I started a blog almost 6 years ago, and part of the reason for that was the times I had lived through, and a desire not to remain silent. A terrible hurricane had ravaged New Orleans. Our President was terrible. And somehow, something had to be done.
Six years later, the Republican remains a spectacular mess of a political party, its organization in disarray, attempting to put a brave face on a weak set of Presidential prospects, blown off course, yet again, by hurricanes and other forces they can't control (though Todd Akin, one would think, is something they could have controlled. Somehow). Hurricane Isaac, once headed straight for Tampa is, naturally, now headed towards New Orleans. And therein, I think, lies about all the metaphor one needs for why Republicans are likely to face disastrous results in the next three months.
There's the obvious stuff about how any planning committe should have wondered about planning a convention during the height of hurricane season in a hurricane prone city. There's the slightly surreal point that a party full of people quick to point to natural events as "God's wrath" having, well, God's actual wrath descend on them. And then there's Isaac, headed right in the direction Katrina went, seven years ago.
Like many a liberal, I considered George W. Bush's presidency a failure very early on, probably before 9/11, though after that, calling him hopeless hardly sufficed. Sure, I'd been angry about the 2000 election. We all were. But long before conservatives called "anti-Bush rage" a thing, I stopped being angry. Anger serves little purpose. And anger was hardly the point. The failures, the long list of them, were really the point.

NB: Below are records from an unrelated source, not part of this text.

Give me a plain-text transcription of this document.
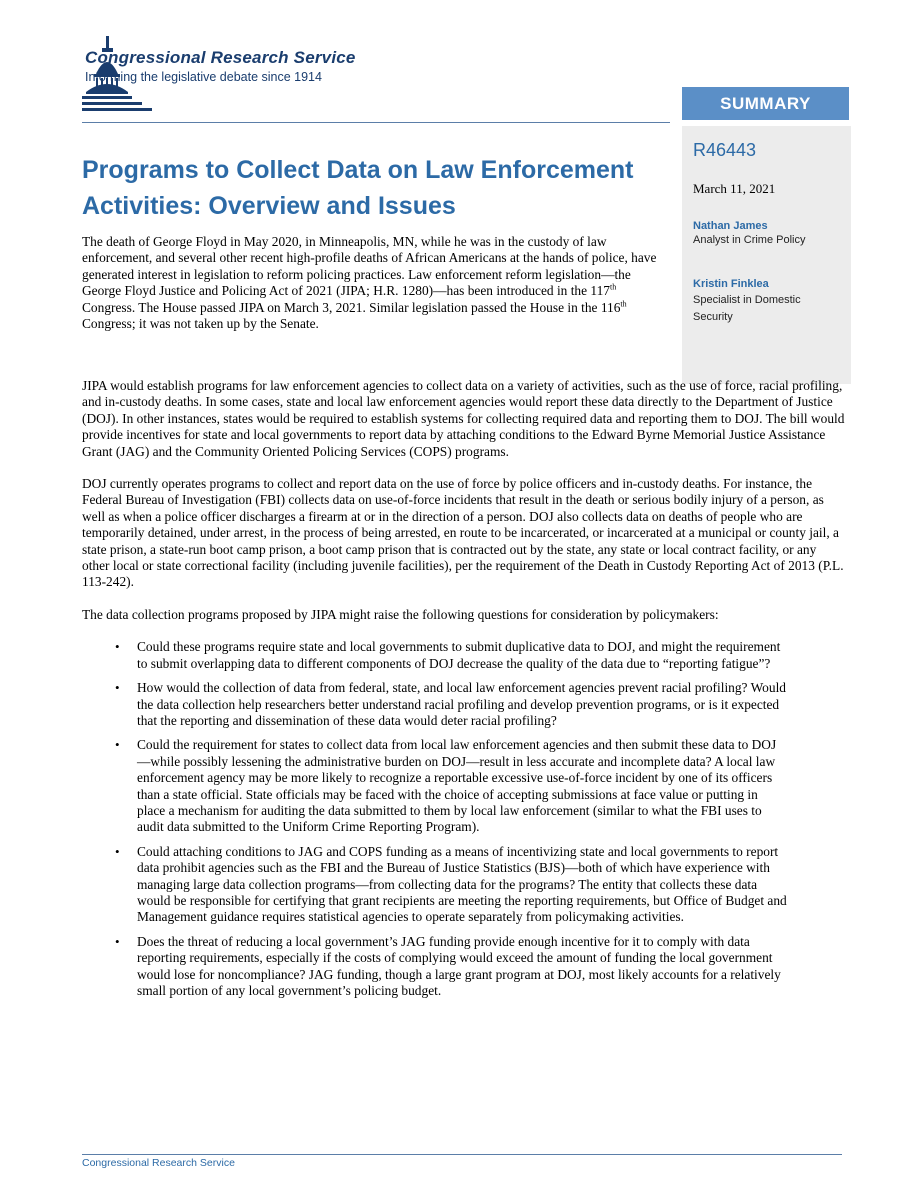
Congressional Research Service
Informing the legislative debate since 1914
SUMMARY
R46443
March 11, 2021
Nathan James
Analyst in Crime Policy
Kristin Finklea
Specialist in Domestic Security
Programs to Collect Data on Law Enforcement
Activities: Overview and Issues

The death of George Floyd in May 2020, in Minneapolis, MN, while he was in the custody of law enforcement, and several other recent high-profile deaths of African Americans at the hands of police, have generated interest in legislation to reform policing practices. Law enforcement reform legislation—the George Floyd Justice and Policing Act of 2021 (JIPA; H.R. 1280)—has been introduced in the 117th Congress. The House passed JIPA on March 3, 2021. Similar legislation passed the House in the 116th Congress; it was not taken up by the Senate.

JIPA would establish programs for law enforcement agencies to collect data on a variety of activities, such as the use of force, racial profiling, and in-custody deaths. In some cases, state and local law enforcement agencies would report these data directly to the Department of Justice (DOJ). In other instances, states would be required to establish systems for collecting required data and reporting them to DOJ. The bill would provide incentives for state and local governments to report data by attaching conditions to the Edward Byrne Memorial Justice Assistance Grant (JAG) and the Community Oriented Policing Services (COPS) programs.

DOJ currently operates programs to collect and report data on the use of force by police officers and in-custody deaths. For instance, the Federal Bureau of Investigation (FBI) collects data on use-of-force incidents that result in the death or serious bodily injury of a person, as well as when a police officer discharges a firearm at or in the direction of a person. DOJ also collects data on deaths of people who are temporarily detained, under arrest, in the process of being arrested, en route to be incarcerated, or incarcerated at a municipal or county jail, a state prison, a state-run boot camp prison, a boot camp prison that is contracted out by the state, any state or local contract facility, or any other local or state correctional facility (including juvenile facilities), per the requirement of the Death in Custody Reporting Act of 2013 (P.L. 113-242).

The data collection programs proposed by JIPA might raise the following questions for consideration by policymakers:

• Could these programs require state and local governments to submit duplicative data to DOJ, and might the requirement to submit overlapping data to different components of DOJ decrease the quality of the data due to “reporting fatigue”?
• How would the collection of data from federal, state, and local law enforcement agencies prevent racial profiling? Would the data collection help researchers better understand racial profiling and develop prevention programs, or is it expected that the reporting and dissemination of these data would deter racial profiling?
• Could the requirement for states to collect data from local law enforcement agencies and then submit these data to DOJ—while possibly lessening the administrative burden on DOJ—result in less accurate and incomplete data? A local law enforcement agency may be more likely to recognize a reportable excessive use-of-force incident by one of its officers than a state official. State officials may be faced with the choice of accepting submissions at face value or putting in place a mechanism for auditing the data submitted to them by local law enforcement (similar to what the FBI uses to audit data submitted to the Uniform Crime Reporting Program).
• Could attaching conditions to JAG and COPS funding as a means of incentivizing state and local governments to report data prohibit agencies such as the FBI and the Bureau of Justice Statistics (BJS)—both of which have experience with managing large data collection programs—from collecting data for the programs? The entity that collects these data would be responsible for certifying that grant recipients are meeting the reporting requirements, but Office of Budget and Management guidance requires statistical agencies to operate separately from policymaking activities.
• Does the threat of reducing a local government’s JAG funding provide enough incentive for it to comply with data reporting requirements, especially if the costs of complying would exceed the amount of funding the local government would lose for noncompliance? JAG funding, though a large grant program at DOJ, most likely accounts for a relatively small portion of any local government’s policing budget.
Congressional Research Service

And the point, even now, is that we are left witha Republican Party that cannot admit failure. They cannot admit - or even speak of - the failed Bush Presidency. One can argue that neither political party dwells on failure... but liberals are, even these days, pretty quick to admit that, however nice a man Jimmy Carter is and however admirable his post-presidency acts are, his time as President was disastrous. For Democrats. And for America.
Democrats spent years - at least 12, until Clinton - paying for that failure, and the first, necessary step away from failure was admitting the failures and starting to change things. We are different Democrats than we were in 1978. The world has changed. And we changed with it - we faced up to forces beyond our control (like huge swaths of voters selecting Ronald Reagan. Twice). And we stopped trying, quite so hard, to control them.

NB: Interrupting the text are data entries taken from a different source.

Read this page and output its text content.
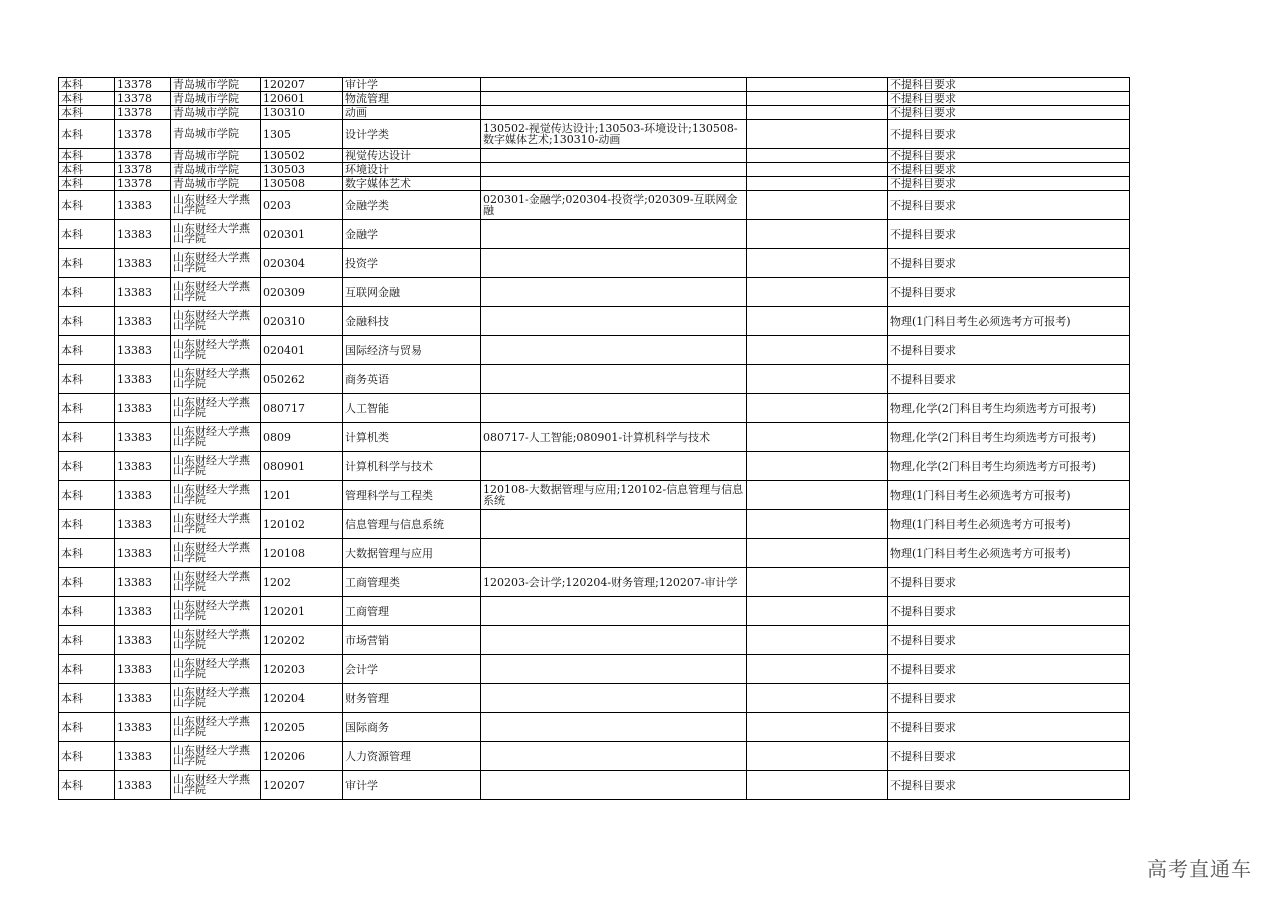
本科	13378	青岛城市学院	120207	审计学			不提科目要求
本科	13378	青岛城市学院	120601	物流管理			不提科目要求
本科	13378	青岛城市学院	130310	动画			不提科目要求
本科	13378	青岛城市学院	1305	设计学类	130502-视觉传达设计;130503-环境设计;130508-数字媒体艺术;130310-动画		不提科目要求
本科	13378	青岛城市学院	130502	视觉传达设计			不提科目要求
本科	13378	青岛城市学院	130503	环境设计			不提科目要求
本科	13378	青岛城市学院	130508	数字媒体艺术			不提科目要求
本科	13383	山东财经大学燕山学院	0203	金融学类	020301-金融学;020304-投资学;020309-互联网金融		不提科目要求
本科	13383	山东财经大学燕山学院	020301	金融学			不提科目要求
本科	13383	山东财经大学燕山学院	020304	投资学			不提科目要求
本科	13383	山东财经大学燕山学院	020309	互联网金融			不提科目要求
本科	13383	山东财经大学燕山学院	020310	金融科技			物理(1门科目考生必须选考方可报考)
本科	13383	山东财经大学燕山学院	020401	国际经济与贸易			不提科目要求
本科	13383	山东财经大学燕山学院	050262	商务英语			不提科目要求
本科	13383	山东财经大学燕山学院	080717	人工智能			物理,化学(2门科目考生均须选考方可报考)
本科	13383	山东财经大学燕山学院	0809	计算机类	080717-人工智能;080901-计算机科学与技术		物理,化学(2门科目考生均须选考方可报考)
本科	13383	山东财经大学燕山学院	080901	计算机科学与技术			物理,化学(2门科目考生均须选考方可报考)
本科	13383	山东财经大学燕山学院	1201	管理科学与工程类	120108-大数据管理与应用;120102-信息管理与信息系统		物理(1门科目考生必须选考方可报考)
本科	13383	山东财经大学燕山学院	120102	信息管理与信息系统			物理(1门科目考生必须选考方可报考)
本科	13383	山东财经大学燕山学院	120108	大数据管理与应用			物理(1门科目考生必须选考方可报考)
本科	13383	山东财经大学燕山学院	1202	工商管理类	120203-会计学;120204-财务管理;120207-审计学		不提科目要求
本科	13383	山东财经大学燕山学院	120201	工商管理			不提科目要求
本科	13383	山东财经大学燕山学院	120202	市场营销			不提科目要求
本科	13383	山东财经大学燕山学院	120203	会计学			不提科目要求
本科	13383	山东财经大学燕山学院	120204	财务管理			不提科目要求
本科	13383	山东财经大学燕山学院	120205	国际商务			不提科目要求
本科	13383	山东财经大学燕山学院	120206	人力资源管理			不提科目要求
本科	13383	山东财经大学燕山学院	120207	审计学			不提科目要求
高考直通车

Imagine a GOP that responded to the weather events of this week with massive volunteer efforts to send delegates and young people to the hurricane zone, away from Tampa. Imagine a GOP that pulled out a ready made slide on "improving disaster preparedness" and ticked off 10-15 proposals for ways that government (and knowing them, public-private partners) could be more successfully respond to hurricanes and their aftermath. That party, those thinkers, would be formidable opponents.
Instead, we've got MItt Romney and Paul Ryan and a GOP that's generally at odd with itself, unable to agree on the time of day or just how mean and restrictive they want to be on almost anything. Romney, who I believe still will never be President, is the worst combination of known and unknown imaginable: what we know about him is mostly dreadful, what we don't know is close to terrifying. Ryan is surely young and energetic.... but also clearly a craven "say anything" politician trying hard to run away from a host of extreme policy ideas and positions.
However much Republicans put on their good face and their best show in Tampa (and I doubt it will be that good), what hangs over them is the stray clouds winging out from the center of a hurricane - Isaac's promise of current misery, Katrina's history still on view in New Orleans and our national psyche, and the grim cloud of the failed Bush Presidency. Until Republicans surrender some of this need for control - and yes, that can metaphorically stretch to immigrants and women's health, too, if one thinks about it - they can't get past the clouds on their horizon. And while those clouds hang there... I doubt they'll see the kind of success they crave.